Ethereum Forecasts Didn’t Pan Out
Months prior to Ethereum’s transition into a proof-of-stake blockchain, a bullish narrative had been dominant. Case in point, at the beginning of August, cryptocurrency analyst Mads Eberhardt, from Dutch bank Saxo, noted that Ethereum’s Merge hype affected the entire altcoin space.
“In our view, the positive sentiment in Ethereum has positively influenced the price actions of the rest of the space, including Bitcoin.”
The “flippening” narrative was in full force. The resulting ~99.95% energy reduction by removing miners from the Ethereum ecosystem was the focal point. With mining rewards reduced by ~13,000 ETH/day, this resulted in a ~90% drop in annual ETH issuance, from 5.5 million to 0.6 million.
By the very nature of this drastic inflation reduction, the value of each ETH was expected to go up. In fact, in the intermediate run, post-Merge ETH has become more deflationary than BTC, despite not having a maximum coin limit.
The problem with this narrative is that PoS Ethereum is just the first step in entering the same playing field with other PoS networks, such as Cosmos, Solana, Avalanche, Algorand, Cardano, and others. While some of them are already scaled up for near-instant and cheap transactions, Ethereum is yet to cross that threshold with the Surge upgrade.
In other words, Ethereum scalability solutions should rise up in valuation, instead of Ethereum itself. Armando Aguilar, a former digital asset strategist at Fundstrat Global Advisors, recognized this trend prior to the Merge.

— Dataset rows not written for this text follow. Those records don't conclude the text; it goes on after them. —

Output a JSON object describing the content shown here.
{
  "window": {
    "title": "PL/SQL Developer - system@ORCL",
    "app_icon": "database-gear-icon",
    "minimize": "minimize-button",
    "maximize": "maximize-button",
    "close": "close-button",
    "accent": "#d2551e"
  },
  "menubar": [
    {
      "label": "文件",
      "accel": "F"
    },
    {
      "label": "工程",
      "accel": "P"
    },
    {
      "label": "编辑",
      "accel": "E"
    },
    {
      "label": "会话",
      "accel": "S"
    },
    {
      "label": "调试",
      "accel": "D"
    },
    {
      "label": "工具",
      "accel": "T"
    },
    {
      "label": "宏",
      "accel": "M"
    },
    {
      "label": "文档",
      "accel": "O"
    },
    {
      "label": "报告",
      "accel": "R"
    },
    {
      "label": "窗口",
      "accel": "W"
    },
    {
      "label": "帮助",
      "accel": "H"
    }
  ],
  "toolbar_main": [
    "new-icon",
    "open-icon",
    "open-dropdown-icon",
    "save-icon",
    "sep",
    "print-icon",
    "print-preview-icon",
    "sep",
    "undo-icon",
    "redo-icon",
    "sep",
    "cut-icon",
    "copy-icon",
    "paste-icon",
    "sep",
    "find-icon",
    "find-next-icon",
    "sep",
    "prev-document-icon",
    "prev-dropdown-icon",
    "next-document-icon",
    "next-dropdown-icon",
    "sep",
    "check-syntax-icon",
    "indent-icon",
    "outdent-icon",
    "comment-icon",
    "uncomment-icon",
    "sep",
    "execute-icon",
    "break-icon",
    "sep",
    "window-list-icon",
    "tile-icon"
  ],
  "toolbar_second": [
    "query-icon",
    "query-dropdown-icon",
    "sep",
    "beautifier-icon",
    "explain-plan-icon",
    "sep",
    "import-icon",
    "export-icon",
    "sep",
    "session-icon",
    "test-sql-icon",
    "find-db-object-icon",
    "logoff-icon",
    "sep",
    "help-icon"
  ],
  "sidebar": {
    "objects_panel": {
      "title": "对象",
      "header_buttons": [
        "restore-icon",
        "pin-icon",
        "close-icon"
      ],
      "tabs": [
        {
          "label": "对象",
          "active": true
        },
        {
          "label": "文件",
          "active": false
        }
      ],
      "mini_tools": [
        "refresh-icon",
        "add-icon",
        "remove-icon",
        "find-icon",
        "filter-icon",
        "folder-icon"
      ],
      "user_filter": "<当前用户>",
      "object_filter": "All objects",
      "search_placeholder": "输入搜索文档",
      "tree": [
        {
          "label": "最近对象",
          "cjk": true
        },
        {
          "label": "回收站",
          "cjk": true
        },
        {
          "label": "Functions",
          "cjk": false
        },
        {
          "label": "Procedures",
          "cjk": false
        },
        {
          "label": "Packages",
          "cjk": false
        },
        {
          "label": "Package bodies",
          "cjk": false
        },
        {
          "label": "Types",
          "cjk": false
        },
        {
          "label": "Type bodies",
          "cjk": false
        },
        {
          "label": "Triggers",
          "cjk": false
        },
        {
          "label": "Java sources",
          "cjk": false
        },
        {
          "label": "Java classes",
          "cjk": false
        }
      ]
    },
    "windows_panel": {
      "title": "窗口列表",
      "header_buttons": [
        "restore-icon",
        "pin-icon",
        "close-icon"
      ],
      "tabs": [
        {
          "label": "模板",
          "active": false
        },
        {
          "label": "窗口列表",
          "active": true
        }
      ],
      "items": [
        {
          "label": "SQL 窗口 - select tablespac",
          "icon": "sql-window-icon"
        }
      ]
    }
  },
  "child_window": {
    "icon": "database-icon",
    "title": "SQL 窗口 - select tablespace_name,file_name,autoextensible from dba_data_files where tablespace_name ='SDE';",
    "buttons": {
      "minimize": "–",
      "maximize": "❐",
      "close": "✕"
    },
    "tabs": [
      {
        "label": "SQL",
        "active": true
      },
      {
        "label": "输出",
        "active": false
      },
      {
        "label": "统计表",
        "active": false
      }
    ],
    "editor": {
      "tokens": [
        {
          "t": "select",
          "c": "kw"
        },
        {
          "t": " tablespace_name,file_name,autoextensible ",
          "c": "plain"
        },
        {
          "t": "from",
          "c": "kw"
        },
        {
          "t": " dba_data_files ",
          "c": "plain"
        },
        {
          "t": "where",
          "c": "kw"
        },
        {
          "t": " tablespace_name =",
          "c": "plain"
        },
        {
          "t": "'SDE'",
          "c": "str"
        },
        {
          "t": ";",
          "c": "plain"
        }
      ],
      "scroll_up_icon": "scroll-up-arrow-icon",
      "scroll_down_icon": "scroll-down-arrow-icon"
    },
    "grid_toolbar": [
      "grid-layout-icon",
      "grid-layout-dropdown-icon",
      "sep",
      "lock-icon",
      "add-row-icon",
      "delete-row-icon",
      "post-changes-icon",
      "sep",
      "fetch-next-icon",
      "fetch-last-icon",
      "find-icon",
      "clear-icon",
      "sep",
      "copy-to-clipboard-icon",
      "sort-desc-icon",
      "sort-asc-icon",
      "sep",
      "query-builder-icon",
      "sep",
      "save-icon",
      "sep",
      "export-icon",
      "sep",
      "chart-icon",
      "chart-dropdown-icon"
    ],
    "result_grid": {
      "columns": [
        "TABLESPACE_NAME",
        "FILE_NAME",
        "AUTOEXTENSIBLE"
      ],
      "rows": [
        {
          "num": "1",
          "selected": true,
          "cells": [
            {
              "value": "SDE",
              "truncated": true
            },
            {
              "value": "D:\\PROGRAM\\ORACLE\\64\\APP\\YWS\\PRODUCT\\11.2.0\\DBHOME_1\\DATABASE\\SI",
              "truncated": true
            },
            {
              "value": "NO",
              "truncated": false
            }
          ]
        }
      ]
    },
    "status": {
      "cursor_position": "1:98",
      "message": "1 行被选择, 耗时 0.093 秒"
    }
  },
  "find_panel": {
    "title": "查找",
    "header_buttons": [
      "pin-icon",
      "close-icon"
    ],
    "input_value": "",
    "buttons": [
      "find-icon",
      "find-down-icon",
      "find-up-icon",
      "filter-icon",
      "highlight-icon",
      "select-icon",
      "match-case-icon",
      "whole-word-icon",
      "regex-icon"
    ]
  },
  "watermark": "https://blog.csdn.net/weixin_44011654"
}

“The positive momentum will be for those projects that are building on top of Ethereum such as polygon, arbitrum … among many others,”
Ethereum’s Post-Merge Fundamentals Examined
After the Merge hype flattened, so did the “buy the rumor, sell the news” driver evaporate. In fact, it was the Ethereum competition that got the upper hand. Cardano (ADA) underwent its own Vasil scalability upgrade, which cut gas fees by ~50% and increased network throughput, without much hype involved.
Because Cardano has been lagging behind Ethereum, this made ADA’s year-to-date daily on-chain volume that much wider, at +70% vs. -62%, according to the latest Kraken report. However, for the same reason, ADA was also the worst performer in the historically laggard September. Instead, small-cap Algorand took the crown at +367%.
Overall, the Fed’s interest rate hikes splashed cold water over the entire crypto space. This is best visible when noting the activity from daily active addresses. Because they identify unique active addresses, we can see the network’s demand and the influx of new users.
Post-Merge, in September, ADA was neck-and-neck with Ethereum, while Avalanche (AVAX) performed the worst at -17%. Year-to-date, only Bitcoin entered the positive activity territory.
As noted previously, the post-Merge inflation rate decreased drastically. This is reflected by reduced circulating supply growth at -0.01 percentage points, leaving ETH with the lowest month-over-month pp change compared to competitors.
Deflated circulating supply growth translates to fewer tokens available for purchase. However, because the ETH demand is not there, Ethereum still underperformed competitive chains with greater supply growth.
This is the most telling indicator of them all. Despite Ethereum’s DeFi dominance at 57.8%, the network is now in the price correction stage. The Merge news no longer holds hype weight, which makes ETH the worst performer over the last 30 days.